Bruno Genesio quitte Lille pour l'OM. À 59 ans, le technicien prend les rênes d'un club en crise après l'éviction d'Habib Beye.
La Canebière change de mains. Bruno Genesio pose ses valises à Marseille après deux saisons à la tête du LOSC, où il a remis de l'ordre dans une maison lilloise cabossée. L'OM, lui, accouche d'un nouvel entraîneur en mode triage d'urgence : Habib Beye prend la porte, usé par des mois de critiques acerbes et des résultats qui dégringolent plus vite qu'un rocher dans la Méditerranée.
À 59 ans, Genesio n'est pas un homme de transitions molles. Il arrive avec le profil du gendarme qu'il faut quand un vestiaire flanche. Après Rennes, Caen, Lyon bien sûr, et ce passage nordiste où il a remis Lille sur les rails après les déceptions, le voilà plongé dans le chaos phocéen. L'OM sous Beye, c'était devenu insoutenable : un projet mal ficelé, des résultats erratiques, une ambiance délétère et surtout, l'impression qu'on attendait juste le moment où quelqu'un oserait trancher.
Un Lille orphelin, un Marseille en détresse
Deux entraîneurs du Nord partent en même temps : drôle de coïncidence qui dit long sur les tremblements qui secouent la Ligue 1. Genesio avait supervisé 94 matches avec Lille, compilant une moyenne de 1,68 point par rencontre. Rien de flamboyant, mais du sérieux. Du travail de fourmis. C'est précisément ce que Marseille ne possédait plus.
L'arrivée de Genesio bouscule l'organigramme de la rue de Rome. Le club phocéen recrute un homme qui a l'habitude de remettre de la rigueur là où règne le désordre. Ses méthodes ? Disciplinées, sans détour. Lui n'est pas du genre à laisser traîner les travers collectifs en espérant que ça s'arrange. À Lille, il avait été confronté à une reconstruction similaire après les turbulences ; il en est sorti avec un effectif plus uni, mieux structuré.
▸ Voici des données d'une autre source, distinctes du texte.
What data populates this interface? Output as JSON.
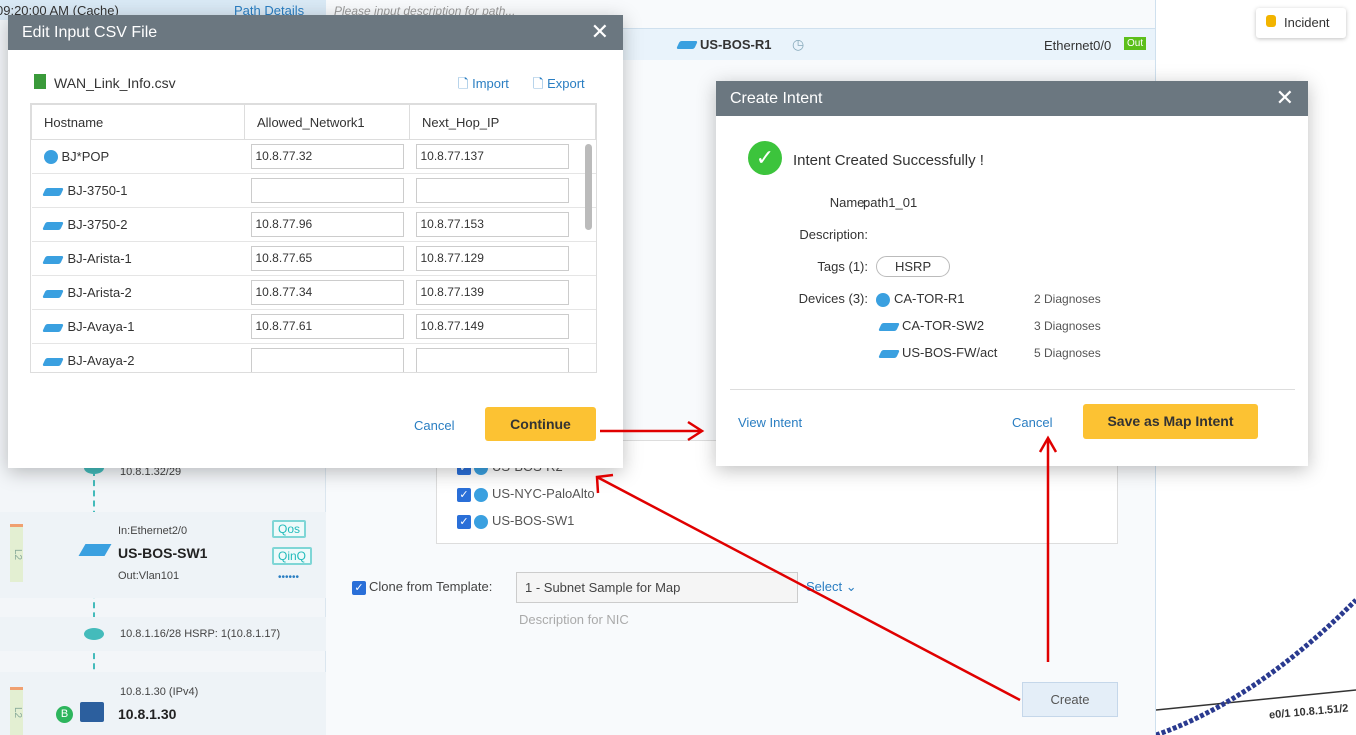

Le départ de Beye, en revanche, ressemble à une inévitable capitulation. Deux saisons et demie, c'est le temps qu'il a tenu sur le banc olympien. Pas assez pour imposer une vraie philosophie, trop pour esquiver la responsabilité d'une dégringolade. Ses détracteurs pointaient déjà un manque de crédibilité tactique, une gestion de groupe approximative. Les soutiens lui reprochaient une malchance récurrente. Mais à Marseille, personne ne pardonne l'impuissance prolongée.
- 94 matches dirigés par Genesio à Lille, avec une moyenne de 1,68 point par match
- Deux saisons et demie sur le banc pour Habib Beye à l'OM avant la rupture
- L'OM pointait à neuf points de la Ligue 1 au moment du changement
- Plus de 200 matches de Ligue 1 pour Genesio en tant qu'entraîneur
Genesio face au défi géant de la reconstruction phocéenne
Voilà maintenant le nouveau coach confronté à la vraie question : peut-on ressusciter une ambition olympienne qui semble épuisée ? L'OM dispose encore de talents, de ressources, d'une histoire qui pèse lourd. Mais il faut compter sur une base fragilisée, des joueurs fatigués par l'incertitude, une direction qui doit aussi, elle, reprendre pied.
Genesio a déjà transformé des équipes en déperdition. À Rennes, il avait posé une assise défensive solide. À Lyon, il avait géré le chaos des ambitions démesurées. Lille, c'était sa vraie université récente : reprendre une équipe amère, pas franchement convaincante, et en faire quelque chose de cohérent. Le Nord et le Midi, c'est toujours différent, évidemment. Marseille n'est pas un club qui pardonne les transitions en douceur.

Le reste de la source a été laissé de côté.